About me

I am a Postdoctoral Research Associate in the Systems Software Research Group, Bradley Department of Electrical and Computer Engineering at Virginia Tech, VA, United States, working with Professor Binoy Ravindran in the domain of application of formal methods in the area of systems and security.

I obtained my Ph.D. degree from Inria, Sophia Antipolis and Université Côte d'Azur, France. I was the member of STAMP and SPLiTS team working with Yves Bertot and Benjamin Grégoire. I worked on applying formal methods in the security domain. More generally, I worked on designing a secure formally verified compiler, which includes machine-checked, formally verified mitigations against timing-based side-channel attacks.

I was also awarded "Young Talent Women in Science" award for my research work in the domain of Formal Methods by UNESCO-L'Oréal in the year 2023 during my Ph.D.

I obtained my master's degree in Computer Science from Iowa State University, United States. During my master's thesis, I designed a programming language for Message Passing Concurrency with an intensional receive and also provided machine-checked soundness proof.

I obtained my bachelor's degree in Electronics and Instrumentation from West Bengal University, India.

Research

My research interests include formal methods, programming languages and type systems, software security, and applications of formal methods in various domains like security, blockchain, etc.
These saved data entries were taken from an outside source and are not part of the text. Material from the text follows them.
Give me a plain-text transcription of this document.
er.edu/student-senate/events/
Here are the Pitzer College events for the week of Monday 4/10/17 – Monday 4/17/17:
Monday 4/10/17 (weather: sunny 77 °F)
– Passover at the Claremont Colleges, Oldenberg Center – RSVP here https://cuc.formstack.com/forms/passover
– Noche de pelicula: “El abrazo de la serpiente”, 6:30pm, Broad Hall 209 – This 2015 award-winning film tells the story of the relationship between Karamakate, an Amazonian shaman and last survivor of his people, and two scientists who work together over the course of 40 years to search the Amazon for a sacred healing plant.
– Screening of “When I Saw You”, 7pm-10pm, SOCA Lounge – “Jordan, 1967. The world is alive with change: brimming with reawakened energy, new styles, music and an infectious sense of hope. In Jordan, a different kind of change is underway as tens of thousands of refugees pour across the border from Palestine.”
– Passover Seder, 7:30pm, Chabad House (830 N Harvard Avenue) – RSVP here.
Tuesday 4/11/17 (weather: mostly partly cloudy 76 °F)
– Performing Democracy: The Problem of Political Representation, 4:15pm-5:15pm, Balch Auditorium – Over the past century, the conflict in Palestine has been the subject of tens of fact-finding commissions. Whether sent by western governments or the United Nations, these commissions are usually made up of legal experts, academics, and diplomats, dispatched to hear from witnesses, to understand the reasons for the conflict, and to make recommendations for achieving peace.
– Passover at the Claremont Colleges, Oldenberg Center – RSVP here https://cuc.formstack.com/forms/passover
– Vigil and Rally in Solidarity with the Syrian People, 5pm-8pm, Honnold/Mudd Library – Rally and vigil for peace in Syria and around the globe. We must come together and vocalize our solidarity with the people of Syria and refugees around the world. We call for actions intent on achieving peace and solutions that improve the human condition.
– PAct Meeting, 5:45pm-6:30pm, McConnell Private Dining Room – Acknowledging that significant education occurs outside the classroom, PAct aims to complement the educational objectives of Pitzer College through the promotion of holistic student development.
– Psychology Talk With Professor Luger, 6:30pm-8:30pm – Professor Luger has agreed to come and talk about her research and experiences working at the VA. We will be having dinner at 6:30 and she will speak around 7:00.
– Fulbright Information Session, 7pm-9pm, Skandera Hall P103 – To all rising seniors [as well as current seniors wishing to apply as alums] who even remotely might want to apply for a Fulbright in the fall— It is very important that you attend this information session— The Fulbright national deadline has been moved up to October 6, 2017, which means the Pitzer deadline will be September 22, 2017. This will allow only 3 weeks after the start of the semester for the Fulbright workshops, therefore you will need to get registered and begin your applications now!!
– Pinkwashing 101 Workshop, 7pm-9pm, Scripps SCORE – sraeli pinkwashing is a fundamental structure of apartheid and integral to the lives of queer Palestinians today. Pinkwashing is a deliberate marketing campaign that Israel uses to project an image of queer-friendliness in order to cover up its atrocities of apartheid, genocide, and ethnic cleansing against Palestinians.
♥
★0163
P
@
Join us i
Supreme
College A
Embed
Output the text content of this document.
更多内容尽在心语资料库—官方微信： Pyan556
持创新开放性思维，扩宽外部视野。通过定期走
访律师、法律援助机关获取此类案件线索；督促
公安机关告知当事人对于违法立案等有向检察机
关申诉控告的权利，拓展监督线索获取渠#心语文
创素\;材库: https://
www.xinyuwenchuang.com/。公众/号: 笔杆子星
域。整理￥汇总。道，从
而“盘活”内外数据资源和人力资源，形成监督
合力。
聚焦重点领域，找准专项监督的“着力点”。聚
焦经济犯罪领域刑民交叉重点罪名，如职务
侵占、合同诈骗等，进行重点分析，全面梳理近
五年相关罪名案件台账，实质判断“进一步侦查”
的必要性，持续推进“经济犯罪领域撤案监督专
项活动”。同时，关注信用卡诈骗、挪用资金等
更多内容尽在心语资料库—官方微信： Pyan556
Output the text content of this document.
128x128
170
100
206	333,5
I firmly believe in providing machine-checked guarantees (using the theorem prover Coq) for absence of bugs and the preservation of critical properties in various domains. I am a pleased user of Coq proof assistant.

Research during Post-Doc.

I am working on designing an end-to-end formally verified framework to write safe and correct eBPF programs. It involves designing a verification-friendly language, a strong type system (reasons about most of the eBPF properties at compile time), and a formally verified compiler (incorporates CompCert on its way to produce BPF bytecode). All the development is done using Coq. The development is present here

I am also working on developing a formally verified semantic equivalence checker between x86 and CHERI architectures. This work is motivated by the goal of safely porting legacy x86 binaries to CHERI-enabled platforms (ARM/RISC-V), leveraging CHERI’s fine-grained memory protection and capability-based security model. My focus is on ensuring semantic correctness between the original x86 binaries and their CHERI counterparts—an essential step in verifying the correctness of the underlying transpilation process. The static analysis framework will be grounded in abstract interpretation, and the entire equivalence-checking pipeline will be formally verified to ensure soundness and reliability.

Research during Ph.D.

I worked with the Jasmin framework. Jasmin framework consists of the Jasmin language, a formally verified compiler, and support of tools to prove various properties like safety, constant-time, etc., at the source level. The Jasmin language is used to write high-assurance and efficient cryptography. It gives the programmer control over low-level details like the freedom of choosing the storage class (register or stack) of program variables and includes high-level constructs. The Jasmin compiler is formally verified for its correctness using Coq.

My work involves making Jasmin compiler more reliable and trustworthy. I formally proved (using the theorem prover Coq) that the Jasmin compiler preserves cryptographic constant-time property. The development is present here.

I also extended the previous work to prove (using the theorem prover Coq) the preservation of constant-time property targeting the fine-grained leakage models. The fine-grained leakage model extends the baseline leakage model (leaking only branching condition and accessed memory addresses) to include stronger (taking into account time-variable operations) and weaker leakage models (leaking the cache line of the address being accessed). The development is present here.

I also worked on providing mitigations against "Spectre" attacks (mainly Spectre v1) for a simple language using an information-flow based type-system. The soundness of the type system is proved using Coq. The development is present here. This idea is also extended for Jasmin framework. The soundness proof is done on paper. The development is present here.

Research during Masters

I worked on desigining a message passing-based language that incorporates an intensional design of the receive expression. This intensional receive helps in reasoning about the type of the message received by any process and its effect. Intensional design of receive expression integrates static and dynamic type checking and allows the effect of the message received to be intensionally inspected through a notion of dynamic typing. This enables reasoning about the effect of the message received from the head of the mailbox while retaining static type safety. The idea is formally verified for soundness using Coq. The development is present here.